“I think as a man and as a competitor, I think Robert does have a future in the NFL, but I’m not going to predict it.” –Washington Redskins head coach Jay Gruden.
Five games. Five partial games. Five partial, increasingly worsening games. That’s all it took for Washington Redskins head coach Jay Gruden to decide that Robert Griffin III is incapable of running his offense. It’s hard to debate, as Griffin has looked more and more lost on the field in recent weeks. Presumably healthy, he has stopped running completely, seems oblivious to open receivers, and has alienated teammates with his play on the field and soap opera drama off.
There’s plenty of damning evidence to say Griffin just isn’t getting it and he needs to be replaced. That’s all well and good — if the team was playing for anything other than pride the rest of the way. Funny word, pride. It’s a buzzword around this organization, but very little of it seems to rub off on the actual players.

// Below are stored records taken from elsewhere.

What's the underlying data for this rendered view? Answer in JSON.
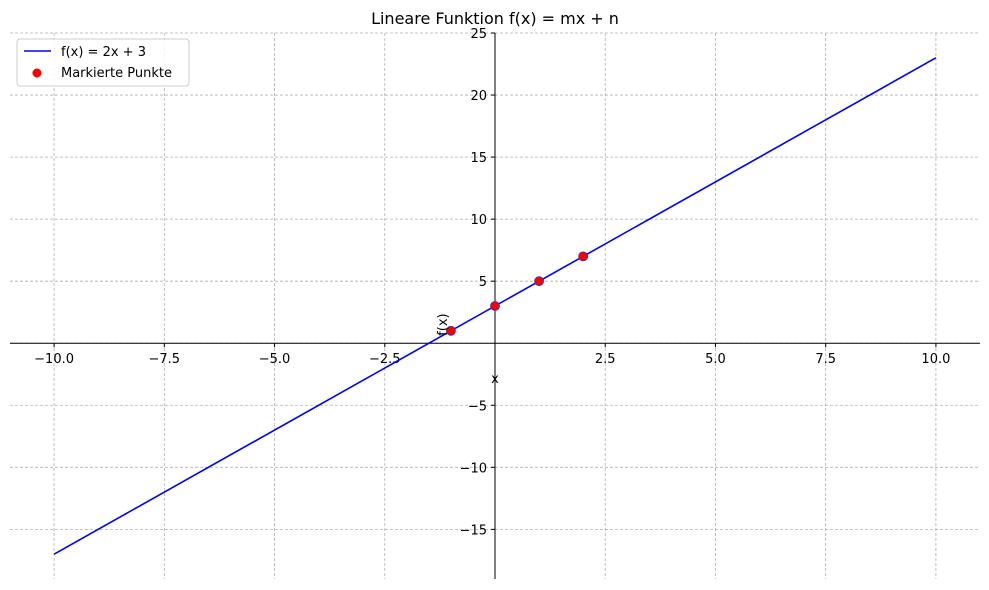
{
  "chart_data": {
    "type": "line",
    "title": "Lineare Funktion f(x) = mx + n",
    "xlabel": "x",
    "ylabel": "f(x)",
    "xlim": [
      -11,
      11
    ],
    "ylim": [
      -19,
      25
    ],
    "grid": true,
    "legend_position": "top-left",
    "xticks": [
      -10,
      -7.5,
      -5,
      -2.5,
      2.5,
      5,
      7.5,
      10
    ],
    "xtick_labels": [
      "−10.0",
      "−7.5",
      "−5.0",
      "−2.5",
      "2.5",
      "5.0",
      "7.5",
      "10.0"
    ],
    "yticks": [
      -15,
      -10,
      -5,
      5,
      10,
      15,
      20,
      25
    ],
    "ytick_labels": [
      "−15",
      "−10",
      "−5",
      "5",
      "10",
      "15",
      "20",
      "25"
    ],
    "series": [
      {
        "name": "f(x) = 2x + 3",
        "kind": "line",
        "color": "#0000ff",
        "x": [
          -10,
          10
        ],
        "y": [
          -17,
          23
        ]
      },
      {
        "name": "Markierte Punkte",
        "kind": "scatter",
        "color": "#ff0000",
        "edge_color": "#3333aa",
        "x": [
          -1,
          0,
          1,
          2
        ],
        "y": [
          1,
          3,
          5,
          7
        ]
      }
    ]
  }
}
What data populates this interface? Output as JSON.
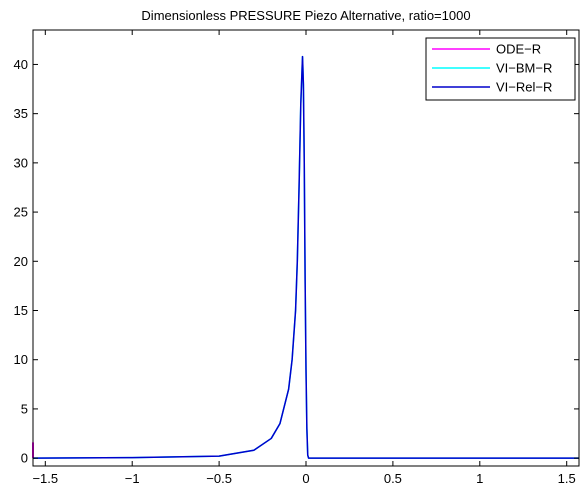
{
  "chart_data": {
    "type": "line",
    "title": "Dimensionless PRESSURE Piezo Alternative, ratio=1000",
    "xlabel": "",
    "ylabel": "",
    "xlim": [
      -1.5708,
      1.5708
    ],
    "ylim": [
      -0.8,
      43.5
    ],
    "xticks": [
      -1.5,
      -1,
      -0.5,
      0,
      0.5,
      1,
      1.5
    ],
    "xtick_labels": [
      "−1.5",
      "−1",
      "−0.5",
      "0",
      "0.5",
      "1",
      "1.5"
    ],
    "yticks": [
      0,
      5,
      10,
      15,
      20,
      25,
      30,
      35,
      40
    ],
    "ytick_labels": [
      "0",
      "5",
      "10",
      "15",
      "20",
      "25",
      "30",
      "35",
      "40"
    ],
    "grid": false,
    "legend_position": "top-right",
    "series": [
      {
        "name": "ODE−R",
        "color": "#ff00ff",
        "x": [
          -1.5708,
          -1.5708
        ],
        "y": [
          0.0,
          1.6
        ]
      },
      {
        "name": "VI−BM−R",
        "color": "#00ffff",
        "x": [
          -1.5708,
          -1.0,
          -0.5,
          -0.3,
          -0.2,
          -0.15,
          -0.1,
          -0.08,
          -0.06,
          -0.05,
          -0.04,
          -0.03,
          -0.02,
          -0.015,
          -0.01,
          -0.005,
          0.0,
          0.005,
          0.01,
          0.015,
          0.5,
          1.0,
          1.5708
        ],
        "y": [
          0.0,
          0.05,
          0.2,
          0.8,
          2.0,
          3.5,
          7.0,
          10.0,
          15.0,
          20.0,
          27.5,
          36.0,
          40.8,
          38.0,
          30.0,
          18.0,
          9.0,
          3.0,
          0.3,
          0.0,
          0.0,
          0.0,
          0.0
        ]
      },
      {
        "name": "VI−Rel−R",
        "color": "#0000cc",
        "x": [
          -1.5708,
          -1.0,
          -0.5,
          -0.3,
          -0.2,
          -0.15,
          -0.1,
          -0.08,
          -0.06,
          -0.05,
          -0.04,
          -0.03,
          -0.02,
          -0.015,
          -0.01,
          -0.005,
          0.0,
          0.005,
          0.01,
          0.015,
          0.5,
          1.0,
          1.5708
        ],
        "y": [
          0.0,
          0.05,
          0.2,
          0.8,
          2.0,
          3.5,
          7.0,
          10.0,
          15.0,
          20.0,
          27.5,
          36.0,
          40.8,
          38.0,
          30.0,
          18.0,
          9.0,
          3.0,
          0.3,
          0.0,
          0.0,
          0.0,
          0.0
        ]
      }
    ]
  }
}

Gruden isn’t as invested in rehabilitating Griffin as maybe the organization as a whole, and he indicated as much in his press conference on Wednesday.
“No, not really,” Gruden offered. “I came here with a clean slate and I want to play the best players, period, whoever they are. First-round picks, sixth-round picks, free agents, I don’t really care who they are, where they came from. Obviously the history of Robert and the talent that he has at quarterback, very excited to coach him when I first got the job and I still am. I’m not giving up on Robert. It’s just we haven’t been successful. But the past is the past. We’re moving forward and we’re trying to do what’s best for the Redskins this year and for years to come. Right now, today as I stand up here, I feel like this is the best move for us moving forward to Indianapolis.”
Moving forward to Indianapolis. Not 2015. Not “the future.” The next game.
I suppose Gruden can be excused for being focused on wins and losses this season. Anyone that follows this team knows the owner’s box could grow tired or fickle after one season and give the head coach the boot. The idea that Gruden has to make the switch in order to keep the locker room is further damning the infrastructure this organization has implemented over the past 15 years.
But Colt McCoy is no one’s idea of a long-term solution at the position.
Starting McCoy, the 28-year-old journeyman, over RGIII at this point is applying a band-aid to hemorrhage — lipstick on a pig. With everything invested in Griffin, the organization owes it to itself to fix him, not hide him on the bench in the hopes of winning a game or two down the stretch in another lost season.
It’s hard to believe — nee, unbelievable — that Griffin’s talent has completely sapped. Sure, the injuries have taken their toll on his running game. He’ll never be the same in that regard. But this is the same player that has completed 63.5 percent of his passes in his career and threw for 20 touchdowns and just five picks his rookie season, just two years ago.
Has that player just simply disappeared?
The most alarming aspect of Griffin’s deteriorating confidence is the sheer number of sacks he’s taking. That’s not just on the offensive line, though without Trent Williams it’s about as good as an Arena League squad. But Griffin is holding the ball, stepping into sacks, failing to identify open receivers, almost completely unable to run the offense in any manner whatsoever. Last week, he looked utterly and completely lost.
It’s a crisis of confidence. An dramatic and unfortunate collapse of what seemed like such a promising career not that long ago.
The biggest takeaway from the entire episode is the way that ONCE AGAIN the national media had the news BEFORE the players were informed. This organization does everything backwards and wonders why (recent) former players disassociate from the franchise quickly as possible?
They’ll probably trade up to draft another quarterback instead of investing in the lines first, wasting even more time and resources drafting a talent position without the necessary infrastructure.
It’s how this franchise has been run for the last 15 years; the only thing that’s been consistent is the man that signs the checks.
But just as it’s been in those 15 years, it’s time for the Washington Redskins to completely start over again. And a young man’s future hangs in the balance. It’s a shame that the combination of physical injury, poor management and lack of awareness has derailed such a promising career for what was such a charismatic player.
And on this Thanksgiving, Redskins fans have very little to give thanks about with regard to the franchise that continues to be mired in drama and controversy, ripping their hearts out with every news leak.